Côté vie associative, le paysage évolue lui aussi : on assiste à la création de collectifs de vigilance, de jardins partagés (comme à Maladrerie par exemple), ou d’ateliers d’écoute dans les écoles. Le résultat se fait déjà sentir sur le terrain : baisse notable des incidents dans certaines rues rénovées, amélioration du ressenti de sécurité selon les interviews réalisées récemment. Il arrive pourtant qu’un incident fasse parler de lui et ravive les débats… mais cela ne doit pas occulter la tendance de fond : ici, le changement est progressif, mais bien identifié par les observateurs du secteur.
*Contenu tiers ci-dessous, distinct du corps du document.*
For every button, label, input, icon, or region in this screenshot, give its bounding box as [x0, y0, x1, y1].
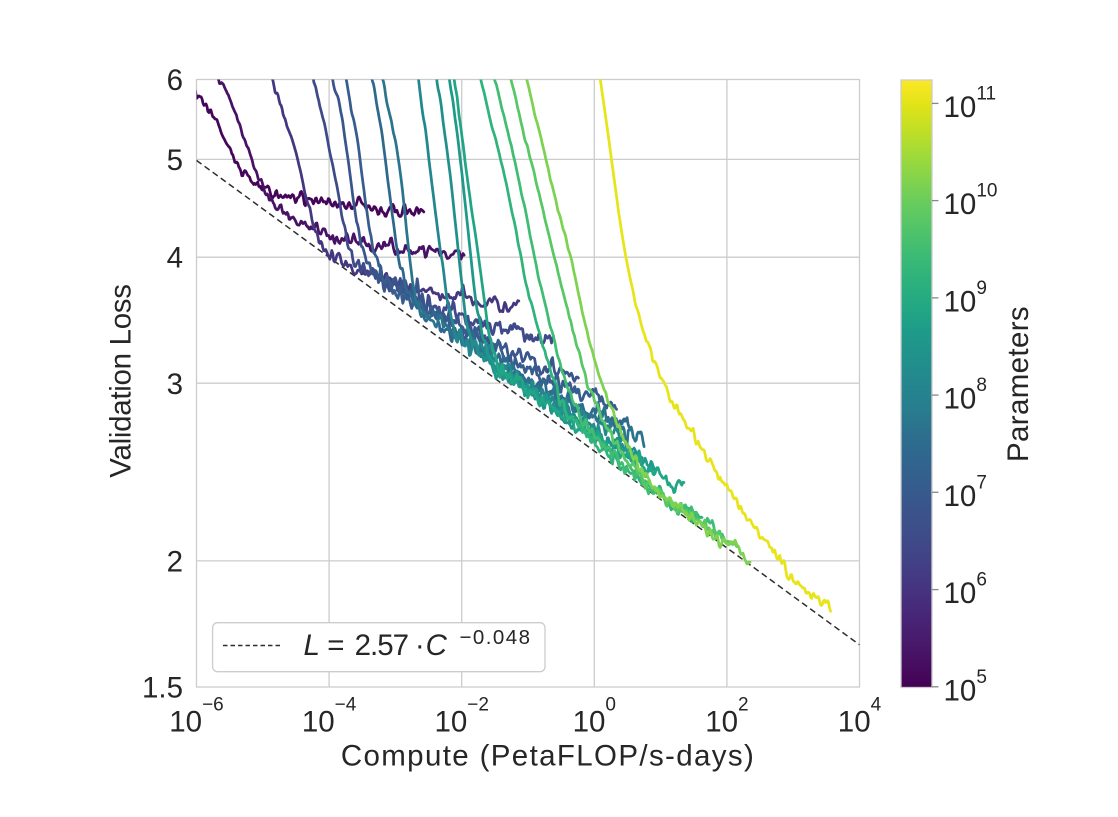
- svg-text:2: 2: [167, 545, 183, 578]
- svg-text:104: 104: [838, 695, 882, 739]
- svg-text:10−2: 10−2: [434, 695, 489, 739]
- svg-text:L: L: [304, 629, 320, 662]
- svg-text:=: =: [327, 629, 344, 662]
- svg-text:105: 105: [944, 667, 987, 708]
- svg-text:Compute (PetaFLOP/s-days): Compute (PetaFLOP/s-days): [341, 740, 755, 773]
- svg-text:10−4: 10−4: [302, 695, 357, 739]
- svg-text:C: C: [426, 629, 448, 662]
- svg-text:3: 3: [167, 368, 183, 401]
- svg-text:100: 100: [573, 695, 616, 739]
- svg-text:102: 102: [705, 695, 748, 739]
- svg-text:10−6: 10−6: [169, 695, 224, 739]
- svg-text:Parameters: Parameters: [1002, 306, 1035, 462]
- svg-text:1010: 1010: [944, 181, 998, 222]
- svg-text:4: 4: [167, 242, 183, 275]
- svg-text:6: 6: [167, 64, 183, 97]
- svg-text:2.57: 2.57: [355, 629, 408, 662]
- svg-text:108: 108: [944, 375, 987, 416]
- svg-text:·: ·: [415, 629, 425, 662]
- svg-text:1011: 1011: [944, 83, 997, 124]
- svg-text:106: 106: [944, 570, 987, 611]
- svg-text:Validation Loss: Validation Loss: [105, 284, 138, 477]
- svg-text:−0.048: −0.048: [460, 626, 532, 649]
- svg-text:5: 5: [167, 144, 183, 177]
- svg-text:1.5: 1.5: [142, 672, 183, 705]
- svg-text:109: 109: [944, 278, 987, 319]
- svg-text:107: 107: [944, 472, 987, 513]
En témoignent quelques commentaires glanés auprès de commerçants et parents d’élèves : malgré les difficultés, “il y a une vraie volonté de faire avancer la ville de l’intérieur, et ça, c’est déjà beaucoup”.

FAQ, ressources et outils pratiques

Vous avez encore des interrogations précises avant de vous lancer ? C’est légitime. Voici une brève sélection des questions récurrentes et des pistes pour avancer :

  • Quels quartiers éviter vraiment ? : Les quartiers Maladrerie-Émile Dubois ou Landy-Marcreux sont souvent recommandés, alors que Quatre Chemins reste à contourner le soir.
  • Se déplacer en soirée : possible ou risqué ? – Prudence recommandée sur les axes déserts; le Centre-ville s’avère généralement sûr, surtout dans les rues passantes.
  • Y a-t-il vraiment un changement ces dernières années ? : Les chiffres restent stables, la transformation urbaine est amorcée dans plusieurs secteurs, ce qui laisse envisager de nouvelles perspectives.
  • Où trouver encore plus d’avis “vraiment locaux” ? : Les plateformes comme “Bien dans ma ville” ou les groupes Facebook du quartier sont pleins de témoignages actuels.
  • Aller plus loin : Guides de quartiers (cabinet-i-immobilier.fr), datas sur linternaute.com, services et signalements sur le site municipal.

Vous souhaitez signaler une situation, rejoindre des voisins ou contribuer à des projets communs ? Plusieurs plateformes d’avis ou groupes en ligne favorisent le contact et l’échange entre habitants.

Encore un doute pour choisir le quartier ? Rien ne vaut un coup d’œil sur place à différents horaires. Prendre contact avec un expert local peut aussi s’avérer précieux : plusieurs clients affirment qu’une seule visite “en conditions réelles” a suffi à lever leurs hésitations et à valider leur choix d’installation.